What were the differences in the roles of the Marines and the Army in Iraq and Afghanistan?

Having served in both, there is very little actual overlap. The overall missions are the same, but unlike what what other users are saying, the Pentagon most certainly choose units based on Army or Marine orientation.

Why? The Army has failed, as a whole and in parts to be considered combat ready, because even most infantry units were unable to meet qualifications. The Marines meet every benchmark, in whole, and in most parts.

Why is a difficult beast, though the Pentagon came to an interesting conclusion, a part of which was training. By streamlining training, even support elements for Marines are combat ready, whereas Army support units are not qualified to operate independently.

The effect of this is, areas of higher combat get either specialty Army units (10th Mountain, etc) or Marines. Additionally, when Marines are selected, the support elements needed in that theatre are brought in and made organic to that element, because support elements in the Marines are interchangeable, whereas Army units come with already attached organic elements that are NOT interchangeable.

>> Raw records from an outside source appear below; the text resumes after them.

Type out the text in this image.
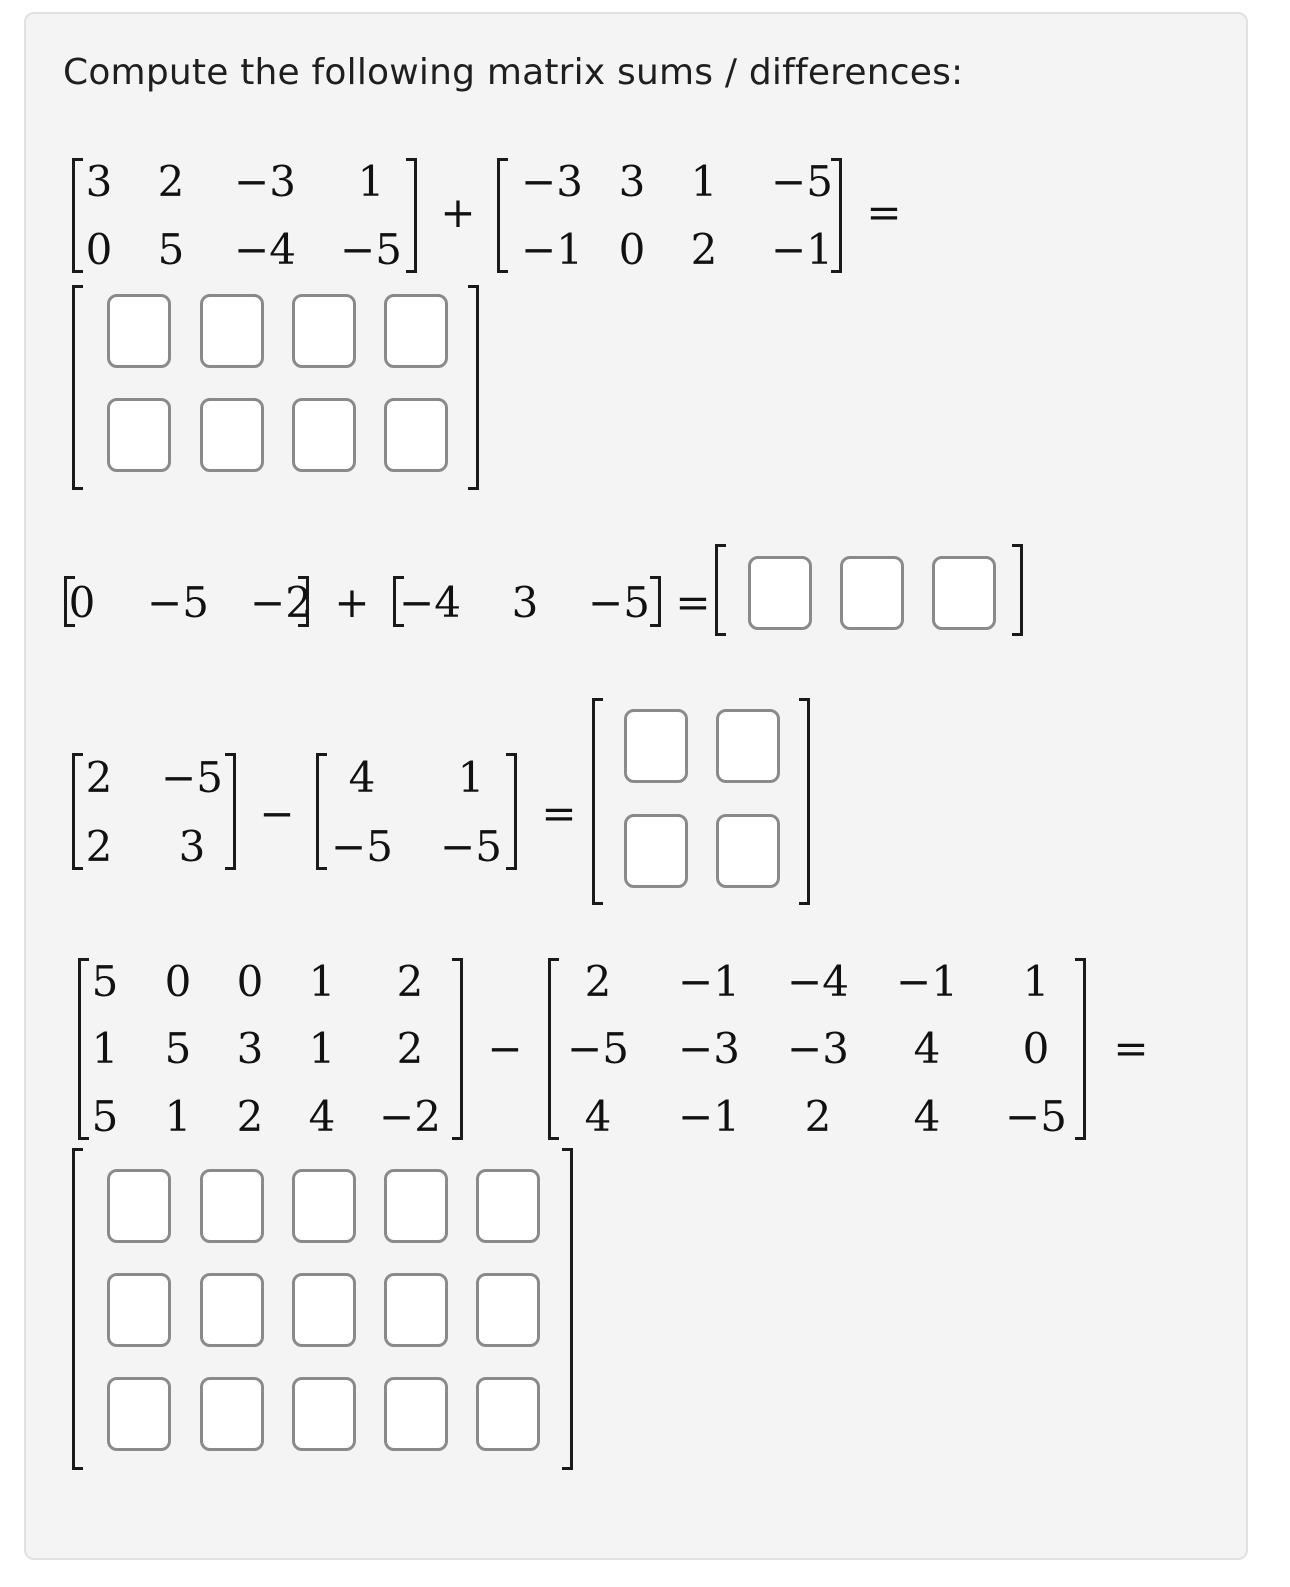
Compute the following matrix sums / differences:
3 2 −3 1
0 5 −4 −5
+
−3 3 1 −5
−1 0 2 −1
=
0 −5 −2 + −4 3 −5 =
2 −5
2 3
−
4 1
−5 −5
=
5 0 0 1 2
1 5 3 1 2
5 1 2 4 −2
−
2 −1 −4 −1 1
−5 −3 −3 4 0
4 −1 2 4 −5
=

This then leads to Marines being chosen almost exclusively for heavy combat roles, or rapidly evolving situations. After all, this is the role they have been designed for, and is the reason their Org charts are the way they are.

This doesn't make them better (though my experience is Army infantry in non specialized roles is poorly trained), it just makes them more capable to handle a lot of situations.

Having gone from front lines combat with the Marines to Bn HQ with the Army, it was interesting to learn WHY we got the AOs and missions we did.

TL/DR, Army primarily was used in daily routine missions and reconstruction, Marines were used in areas that were rapidly evolving and heavy combat due to their modular organization and rapid response roles.